Comment: Hard decisions needed to rescue dismal Tigers
Sports reporter ADAM SMITH looks at what has brought Tasmanian cricket is on its knees.
TASMANIAN cricket is on its knees.
The Tigers’ humiliating defeat to South Australia inside three days in Adelaide has left the sport in the state at rock bottom.
It is almost impossible to believe a side can crumble for 98 — and be 4-19 in its second innings — while between that the opposition piles on 481.
Unfortunately it’s an all too common theme for Tasmania under Dan Marsh.
Marsh inherited the best side in the country at the end of 2012-13, when Tim Coyle stepped down after guiding the state to its third Sheffield Shield triumph in seven years.
We had a host of national representatives and others knocking on the door.
Since then the wheels have completely fallen off.
In 32 games as coach, Marsh has just seven wins (21.8 per cent) and 20 losses (62.5 per cent).

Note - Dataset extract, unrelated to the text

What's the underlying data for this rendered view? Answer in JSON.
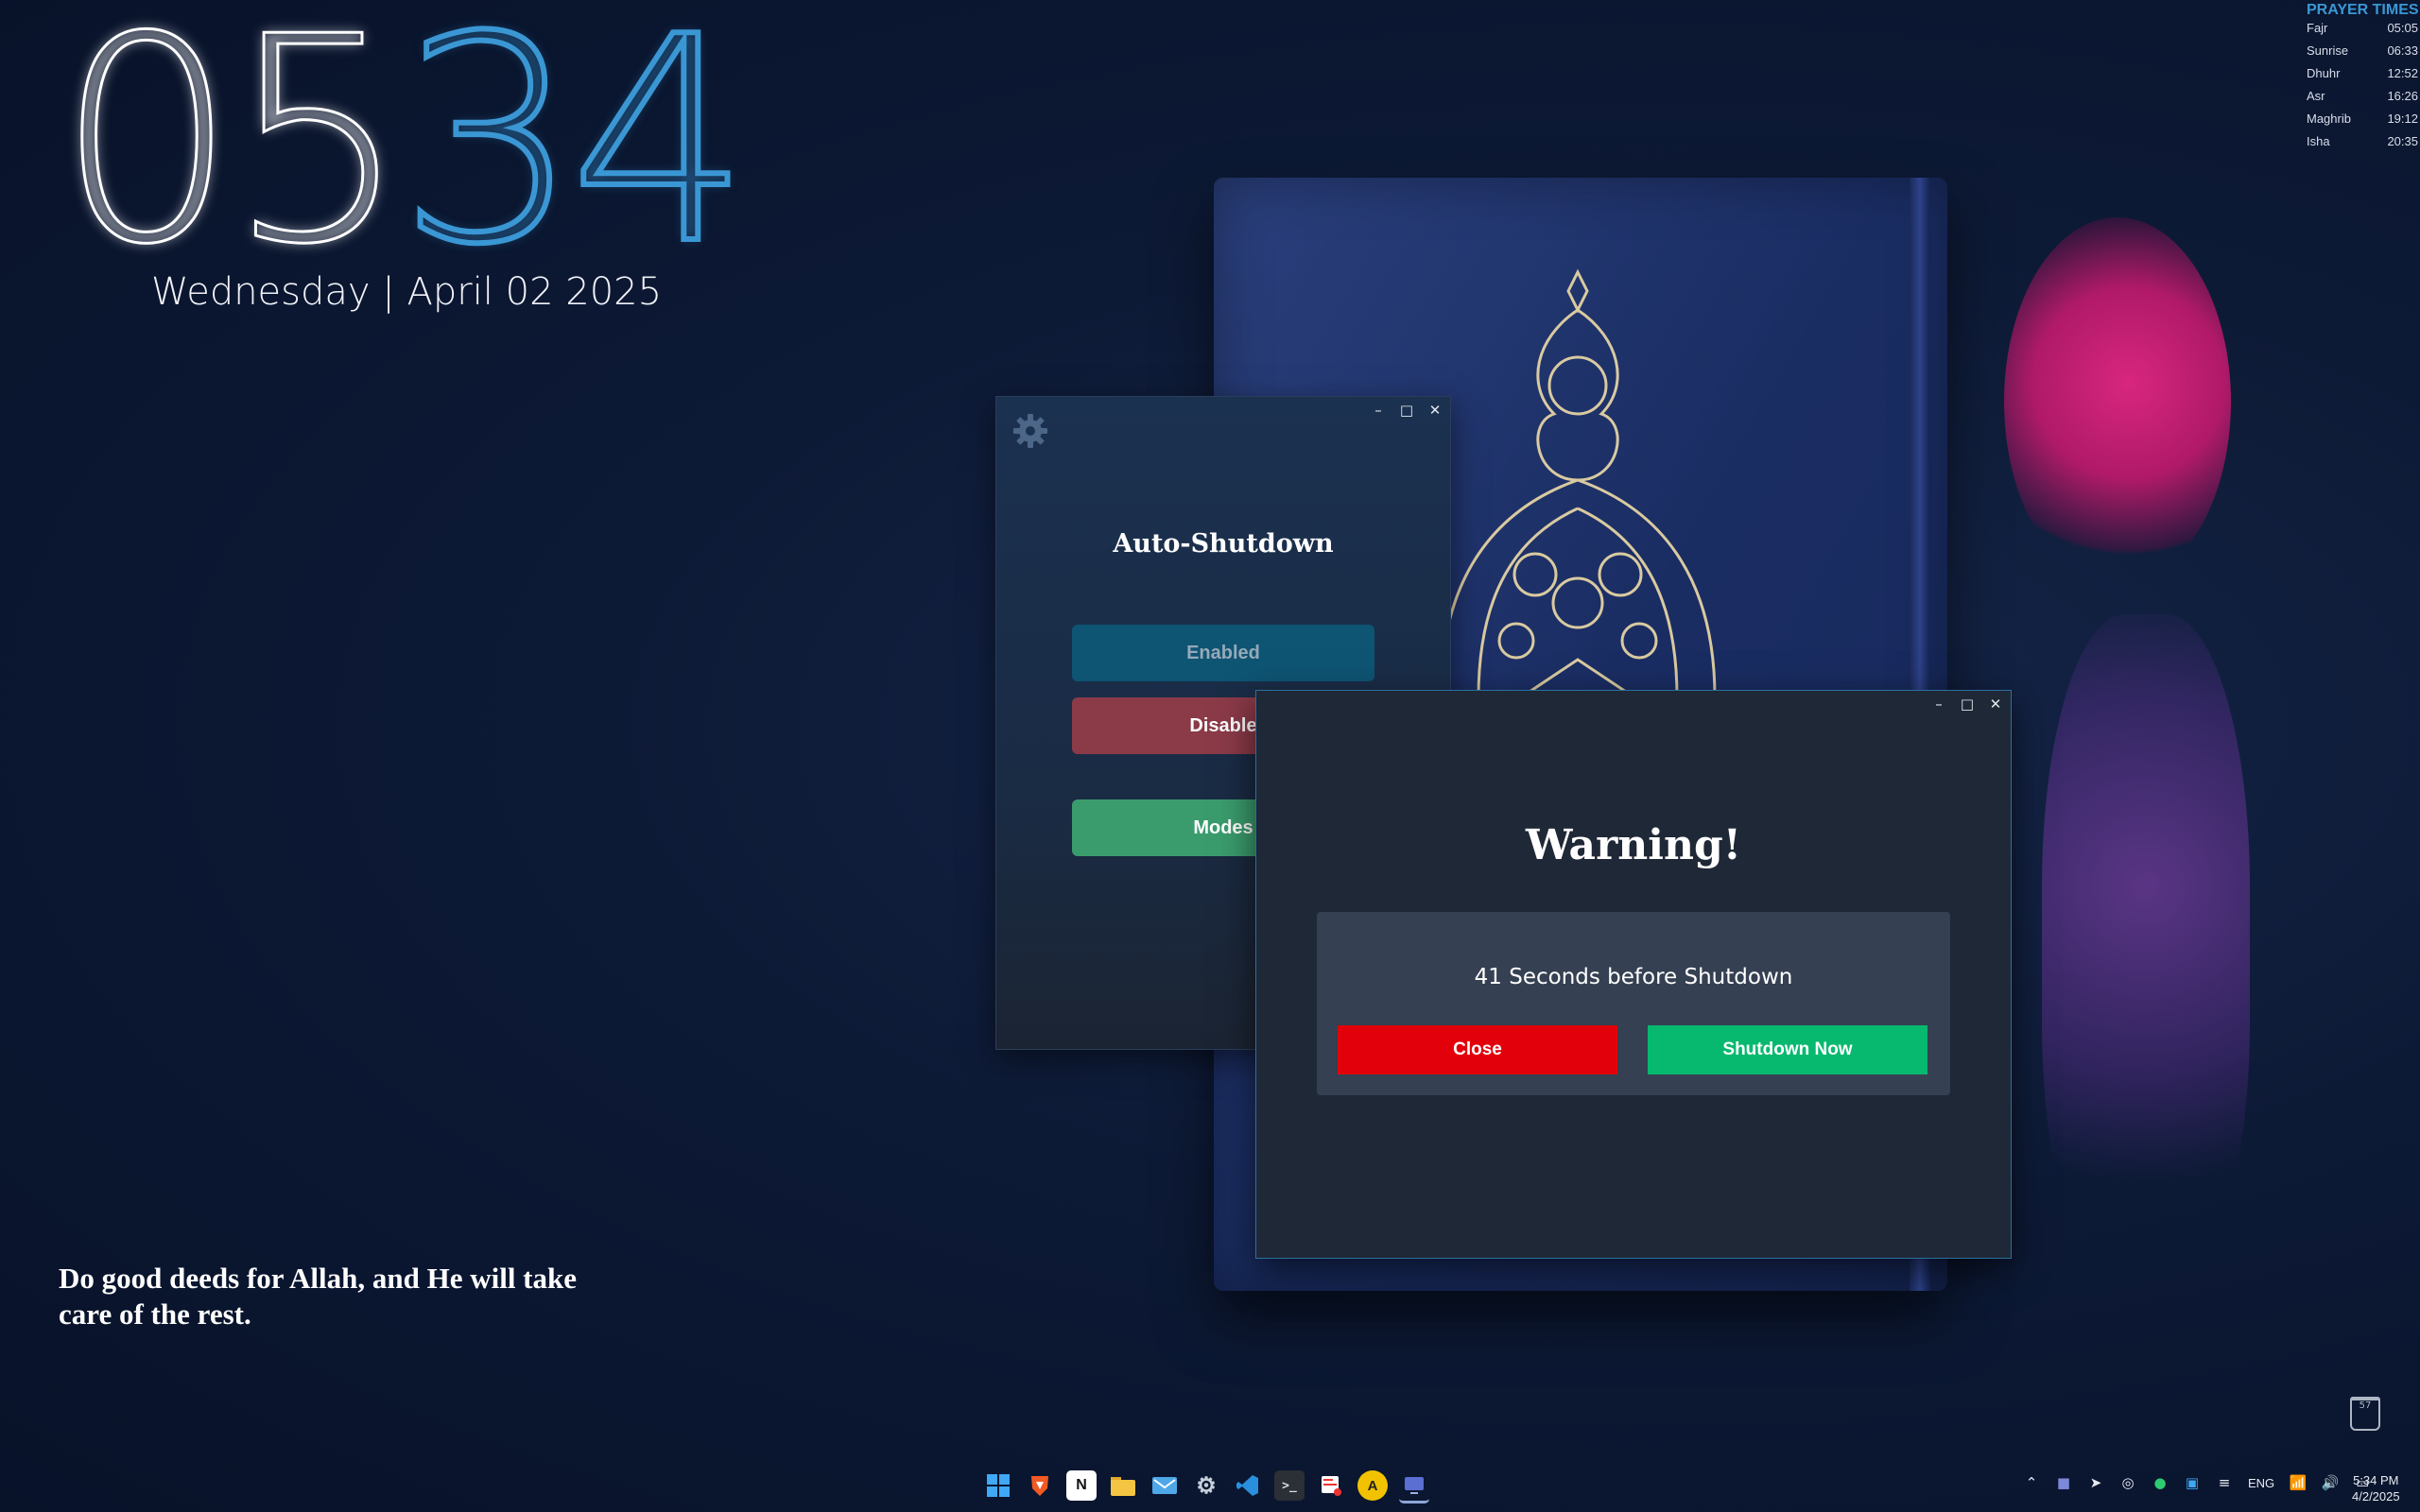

And the Tigers don’t just lose, they get humiliated.
Since February last year, they have lost four games by an innings, two matches by 300 or more runs, one by 10 wickets, one by nine and another three by seven.
Most of those didn’t reach the scheduled fourth day and two of them didn’t last more than two days.
Losing is one thing, consistently being uncompetitive is another and much harder to accept.
Yet it didn’t stop Cricket Tasmania reappointing Marsh — after a big win against Victoria last season — for a further two years.
Leading into 2016-17, all the talk was how the group, and the batsmen in particular, had been mentally challenged.
Perhaps a bigger focus should have been on the technical side.
The likes of Alex Doolan and Andrew Fekete were either in the Test team or on the fringes two years ago but now find themselves in and out of the state side. Jordan Silk scored four centuries and three half-centuries in his first seven Shield matches but has struggled since, Ben Dunk’s blistering form pre-Christmas last summer has evaporated and for all the talk of “development”, just three home-grown players — Beau Webster, Doolan and George Bailey — were part of the crushing defeat to the Redbacks.
For too long mediocrity has been rewarded and until some tough decisions are made, things are unlikely to change.